Il riconoscimento di Unicorn Factory Lisboa, Startup Portugal e 351 Associação Portuguesa de Startups agli Startup Ecosystem Stars Awards 2025 conferma qualcosa che si avvertiva da tempo. Il Portogallo non è solo un buon posto per lanciare startup. È un Paese che sa come costruire ecosistemi con un impatto globale.

I premi assegnati dalla Camera di Commercio Internazionale riconoscono i programmi e le iniziative che si distinguono per il sostegno all'imprenditorialità, lo sviluppo di ecosistemi innovativi e la creazione di condizioni reali per la crescita delle startup. Il fatto che tre entità portoghesi si siano distinte nella categoria Best-in-Class Startup Programs dimostra che questo riconoscimento non è una tantum. È strutturale.

Unicorn Factory Lisboa è stato uno dei pilastri più visibili di questo percorso. Negli ultimi anni ha sostenuto centinaia di startup, creato hub di innovazione in aree strategiche e sviluppato programmi che accompagnano le aziende dalla fase iniziale all'internazionalizzazione. Questo lavoro ha un impatto diretto sull'economia, sulla creazione di occupazione qualificata e sulla capacità di trattenere i giovani talenti in un Paese che per lungo tempo ha visto partire i suoi migliori.

Startup Portugal svolge un ruolo essenziale come piattaforma nazionale per mettere in contatto imprenditori, incubatori, investitori e istituzioni pubbliche.
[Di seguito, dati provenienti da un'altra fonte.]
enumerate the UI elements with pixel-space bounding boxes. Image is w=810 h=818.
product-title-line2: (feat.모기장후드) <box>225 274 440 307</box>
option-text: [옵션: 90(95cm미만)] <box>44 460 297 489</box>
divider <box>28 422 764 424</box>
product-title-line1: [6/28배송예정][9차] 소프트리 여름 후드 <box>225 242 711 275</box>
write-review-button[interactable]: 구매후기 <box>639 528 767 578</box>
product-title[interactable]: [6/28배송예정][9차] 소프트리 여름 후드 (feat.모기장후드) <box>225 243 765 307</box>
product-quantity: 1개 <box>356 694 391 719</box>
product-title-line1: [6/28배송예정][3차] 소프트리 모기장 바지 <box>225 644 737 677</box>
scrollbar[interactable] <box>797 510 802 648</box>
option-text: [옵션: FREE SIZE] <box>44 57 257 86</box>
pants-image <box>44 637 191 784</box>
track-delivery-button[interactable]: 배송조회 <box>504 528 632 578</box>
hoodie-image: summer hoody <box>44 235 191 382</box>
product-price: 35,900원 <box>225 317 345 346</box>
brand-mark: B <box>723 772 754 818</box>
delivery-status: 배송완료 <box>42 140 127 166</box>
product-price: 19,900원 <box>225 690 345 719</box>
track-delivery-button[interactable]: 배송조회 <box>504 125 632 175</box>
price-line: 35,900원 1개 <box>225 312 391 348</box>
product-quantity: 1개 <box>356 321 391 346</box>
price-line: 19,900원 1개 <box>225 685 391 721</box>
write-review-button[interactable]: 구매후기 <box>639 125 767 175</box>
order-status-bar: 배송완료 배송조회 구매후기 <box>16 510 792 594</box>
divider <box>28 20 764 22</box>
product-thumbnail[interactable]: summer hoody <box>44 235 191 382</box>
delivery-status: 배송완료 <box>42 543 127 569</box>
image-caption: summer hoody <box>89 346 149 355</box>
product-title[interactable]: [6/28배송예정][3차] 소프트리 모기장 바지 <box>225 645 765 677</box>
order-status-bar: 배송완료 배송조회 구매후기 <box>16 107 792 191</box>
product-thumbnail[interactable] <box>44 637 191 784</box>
Programmi come Business Abroad e il Road 2 Web Summit hanno aiutato centinaia di startup a muovere i primi passi all'estero. Allo stesso tempo, la produzione di dati, report e la gestione della Rete Nazionale degli Incubatori creano qualcosa di fondamentale per qualsiasi ecosistema maturo. Visione, allineamento e continuità.

L'Associazione portoghese delle startup 351 opera dove tutto ha inizio. Nelle comunità, negli eventi di base, a diretto contatto con i fondatori early-stage. Iniziative come Techstars Startup Weekend o la Community Leader Academy dimostrano che l'imprenditorialità non nasce solo da grandi investimenti, ma da persone, idee e collaborazione. È qui che si crea una cultura imprenditoriale che non può essere improvvisata.

Ciò che rende questo premio particolarmente rilevante è il fatto che riconosce diversi livelli dello stesso ecosistema. Da chi crea le condizioni istituzionali, a chi segue la crescita delle aziende, a chi lavora quotidianamente sul campo con i fondatori e le comunità locali. È la prova che il successo deriva dalla somma degli sforzi e non da soluzioni isolate.

Ho scritto più volte che il Portogallo non è più solo un Paese attraente per le startup straniere. Oggi è anche un Paese che forma, sostiene e promuove le proprie aziende nel mondo. Questo riconoscimento internazionale rafforza questa idea e le dà sostanza.

In un contesto globale sempre più competitivo, questo tipo di distinzione non è un punto di arrivo. È un incentivo a continuare. Quando le startup portoghesi conquistano il mondo, non lo fanno da sole. Portano con sé un intero ecosistema che ha imparato a lavorare insieme e a pensare in modo globale fin dal primo giorno.